"The source of the conflict is that Chilean authorities believe the bidding process for the renewal of casino licenses must occur now under rules based on market supply, instead of applying the 15-year renewal rules set forth in the bidding terms of the original licensing agreement," Abdala explained.
"We have held talks with government officials and told them: ‘no problem, we have to renew our license in 2023, but we need to play by the same rules that were in place when we were asked to join in," he continued.
"When a company invests, it does so with a long-term approach. We have invested USD 68 millIon in a small city because we wanted to do what was best for our business, but also to promote the development of the community. The fact that they are changing the rules now is unacceptable," Abdala pointed out.
The company official said they have tried to reach an agreement on this matter with the local gambling regulator —the SCJ—but have not been heard: "The SCJ have completely shut their doors to us, saying they have ‘no choice’ but I believe they are wrong, and ill-advised."

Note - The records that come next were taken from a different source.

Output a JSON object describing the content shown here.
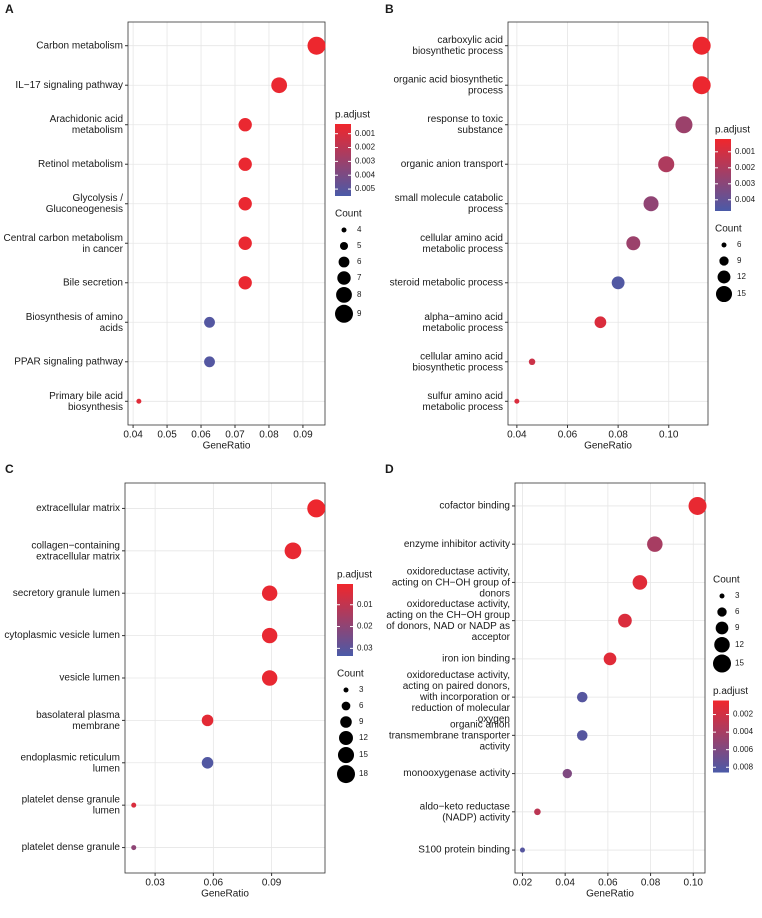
{
  "chart_data": [
    {
      "type": "dot",
      "panel": "A",
      "xlabel": "GeneRatio",
      "categories": [
        "Carbon metabolism",
        "IL−17 signaling pathway",
        "Arachidonic acid\nmetabolism",
        "Retinol metabolism",
        "Glycolysis /\nGluconeogenesis",
        "Central carbon metabolism\nin cancer",
        "Bile secretion",
        "Biosynthesis of amino\nacids",
        "PPAR signaling pathway",
        "Primary bile acid\nbiosynthesis"
      ],
      "values": [
        0.094,
        0.083,
        0.073,
        0.073,
        0.073,
        0.073,
        0.073,
        0.0625,
        0.0625,
        0.0417
      ],
      "count": [
        9,
        8,
        7,
        7,
        7,
        7,
        7,
        6,
        6,
        4
      ],
      "p_adjust": [
        0.0004,
        0.0005,
        0.0005,
        0.0005,
        0.0005,
        0.0005,
        0.0005,
        0.0052,
        0.0052,
        0.0008
      ],
      "xlim": [
        0.0385,
        0.0965
      ],
      "xticks": [
        0.04,
        0.05,
        0.06,
        0.07,
        0.08,
        0.09
      ],
      "color_legend_title": "p.adjust",
      "color_low": "#f0262c",
      "color_high": "#4a5aa8",
      "color_lim": [
        0.0003,
        0.0055
      ],
      "color_ticks": [
        0.001,
        0.002,
        0.003,
        0.004,
        0.005
      ],
      "size_legend_title": "Count",
      "size_ticks": [
        4,
        5,
        6,
        7,
        8,
        9
      ],
      "grid": true
    },
    {
      "type": "dot",
      "panel": "B",
      "xlabel": "GeneRatio",
      "categories": [
        "carboxylic acid\nbiosynthetic process",
        "organic acid biosynthetic\nprocess",
        "response to toxic\nsubstance",
        "organic anion transport",
        "small molecule catabolic\nprocess",
        "cellular amino acid\nmetabolic process",
        "steroid metabolic process",
        "alpha−amino acid\nmetabolic process",
        "cellular amino acid\nbiosynthetic process",
        "sulfur amino acid\nmetabolic process"
      ],
      "values": [
        0.113,
        0.113,
        0.106,
        0.099,
        0.093,
        0.086,
        0.08,
        0.073,
        0.046,
        0.04
      ],
      "count": [
        17,
        17,
        16,
        15,
        14,
        13,
        12,
        11,
        7,
        6
      ],
      "p_adjust": [
        0.0003,
        0.0003,
        0.0025,
        0.002,
        0.0028,
        0.0025,
        0.0045,
        0.0008,
        0.0012,
        0.0008
      ],
      "xlim": [
        0.0365,
        0.1155
      ],
      "xticks": [
        0.04,
        0.06,
        0.08,
        {
          "value": 0.1,
          "label": "0.10"
        }
      ],
      "color_legend_title": "p.adjust",
      "color_low": "#f0262c",
      "color_high": "#4a5aa8",
      "color_lim": [
        0.0002,
        0.0047
      ],
      "color_ticks": [
        0.001,
        0.002,
        0.003,
        0.004
      ],
      "size_legend_title": "Count",
      "size_ticks": [
        6,
        9,
        12,
        15
      ],
      "grid": true
    },
    {
      "type": "dot",
      "panel": "C",
      "xlabel": "GeneRatio",
      "categories": [
        "extracellular matrix",
        "collagen−containing\nextracellular matrix",
        "secretory granule lumen",
        "cytoplasmic vesicle lumen",
        "vesicle lumen",
        "basolateral plasma\nmembrane",
        "endoplasmic reticulum\nlumen",
        "platelet dense granule\nlumen",
        "platelet dense granule"
      ],
      "values": [
        0.113,
        0.101,
        0.089,
        0.089,
        0.089,
        0.057,
        0.057,
        0.019,
        0.019
      ],
      "count": [
        18,
        16,
        14,
        14,
        14,
        9,
        9,
        3,
        3
      ],
      "p_adjust": [
        0.001,
        0.002,
        0.002,
        0.002,
        0.002,
        0.003,
        0.032,
        0.005,
        0.02
      ],
      "xlim": [
        0.0145,
        0.1175
      ],
      "xticks": [
        0.03,
        0.06,
        0.09
      ],
      "color_legend_title": "p.adjust",
      "color_low": "#f0262c",
      "color_high": "#4a5aa8",
      "color_lim": [
        0.0005,
        0.0335
      ],
      "color_ticks": [
        0.01,
        0.02,
        0.03
      ],
      "size_legend_title": "Count",
      "size_ticks": [
        3,
        6,
        9,
        12,
        15,
        18
      ],
      "grid": true
    },
    {
      "type": "dot",
      "panel": "D",
      "xlabel": "GeneRatio",
      "categories": [
        "cofactor binding",
        "enzyme inhibitor activity",
        "oxidoreductase activity,\nacting on CH−OH group of\ndonors",
        "oxidoreductase activity,\nacting on the CH−OH group\nof donors, NAD or NADP as\nacceptor",
        "iron ion binding",
        "oxidoreductase activity,\nacting on paired donors,\nwith incorporation or\nreduction of molecular\noxygen",
        "organic anion\ntransmembrane transporter\nactivity",
        "monooxygenase activity",
        "aldo−keto reductase\n(NADP) activity",
        "S100 protein binding"
      ],
      "values": [
        0.102,
        0.082,
        0.075,
        0.068,
        0.061,
        0.048,
        0.048,
        0.041,
        0.027,
        0.02
      ],
      "count": [
        15,
        12,
        11,
        10,
        9,
        7,
        7,
        6,
        4,
        3
      ],
      "p_adjust": [
        0.0008,
        0.004,
        0.0012,
        0.0015,
        0.0012,
        0.008,
        0.008,
        0.006,
        0.003,
        0.008
      ],
      "xlim": [
        0.0165,
        0.1055
      ],
      "xticks": [
        0.02,
        0.04,
        0.06,
        0.08,
        {
          "value": 0.1,
          "label": "0.10"
        }
      ],
      "color_legend_title": "p.adjust",
      "color_low": "#f0262c",
      "color_high": "#4a5aa8",
      "color_lim": [
        0.0004,
        0.0086
      ],
      "color_ticks": [
        0.002,
        0.004,
        0.006,
        0.008
      ],
      "size_legend_title": "Count",
      "size_ticks": [
        3,
        6,
        9,
        12,
        15
      ],
      "grid": true
    }
  ]
}
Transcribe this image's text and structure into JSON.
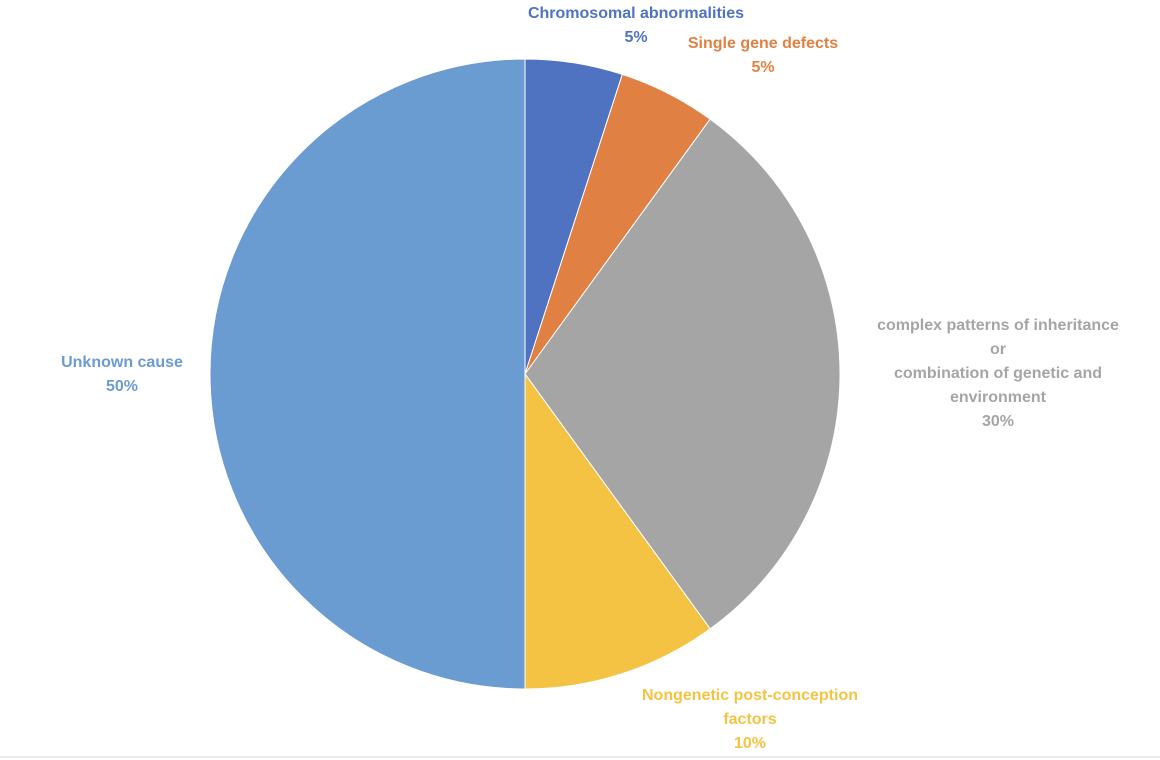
{
  "chart_data": {
    "type": "pie",
    "categories": [
      "Chromosomal abnormalities",
      "Single gene defects",
      "complex patterns of inheritance\nor\ncombination of genetic and\nenvironment",
      "Nongenetic post-conception\nfactors",
      "Unknown cause"
    ],
    "values": [
      5,
      5,
      30,
      10,
      50
    ],
    "value_labels": [
      "5%",
      "5%",
      "30%",
      "10%",
      "50%"
    ],
    "colors": [
      "#4f73c0",
      "#e08042",
      "#a5a5a5",
      "#f4c343",
      "#6a9bd1"
    ]
  }
}
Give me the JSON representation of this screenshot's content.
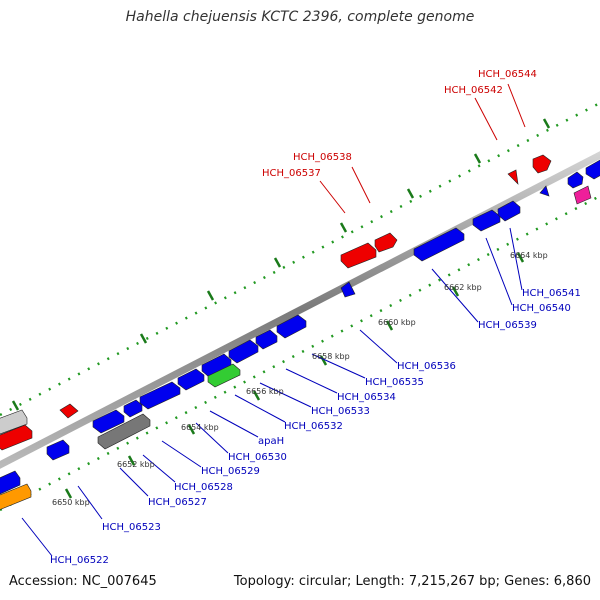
{
  "header": {
    "title": "Hahella chejuensis KCTC 2396, complete genome"
  },
  "footer": {
    "accession": "Accession: NC_007645",
    "stats": "Topology: circular; Length: 7,215,267 bp; Genes: 6,860"
  },
  "colors": {
    "forward": "#ee0000",
    "reverse": "#0000ee",
    "rna": "#33cc33",
    "pseudo": "#777777",
    "other_grey": "#cccccc",
    "orange": "#ff9900",
    "pink": "#ee1f9a",
    "top_label": "#cc0000",
    "bottom_label": "#0000bb"
  },
  "scale_labels": [
    "6650 kbp",
    "6652 kbp",
    "6654 kbp",
    "6656 kbp",
    "6658 kbp",
    "6660 kbp",
    "6662 kbp",
    "6664 kbp"
  ],
  "top_labels": [
    "HCH_06544",
    "HCH_06542",
    "HCH_06538",
    "HCH_06537"
  ],
  "bottom_labels": [
    "HCH_06522",
    "HCH_06523",
    "HCH_06527",
    "HCH_06528",
    "HCH_06529",
    "HCH_06530",
    "apaH",
    "HCH_06532",
    "HCH_06533",
    "HCH_06534",
    "HCH_06535",
    "HCH_06536",
    "HCH_06539",
    "HCH_06540",
    "HCH_06541"
  ]
}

"Chile has always been respectful towards foreign investors and provided a safe regulatory framework for them," Abdala added. We believe those are the principles that should prevail, but if you ask me if the industry is willing to come into conflict with the state, that is not the case. We seek to reach an agreement and we trust that they will be able to understand where we stand and that we need to be heard. We hope we are not forced to commence legal proceedings but, without a doubt, those investors who see their rights violated in any way —their investments amount to over USD 1,500 million—, will, of course, look for a way to protect their interests and assert their rights."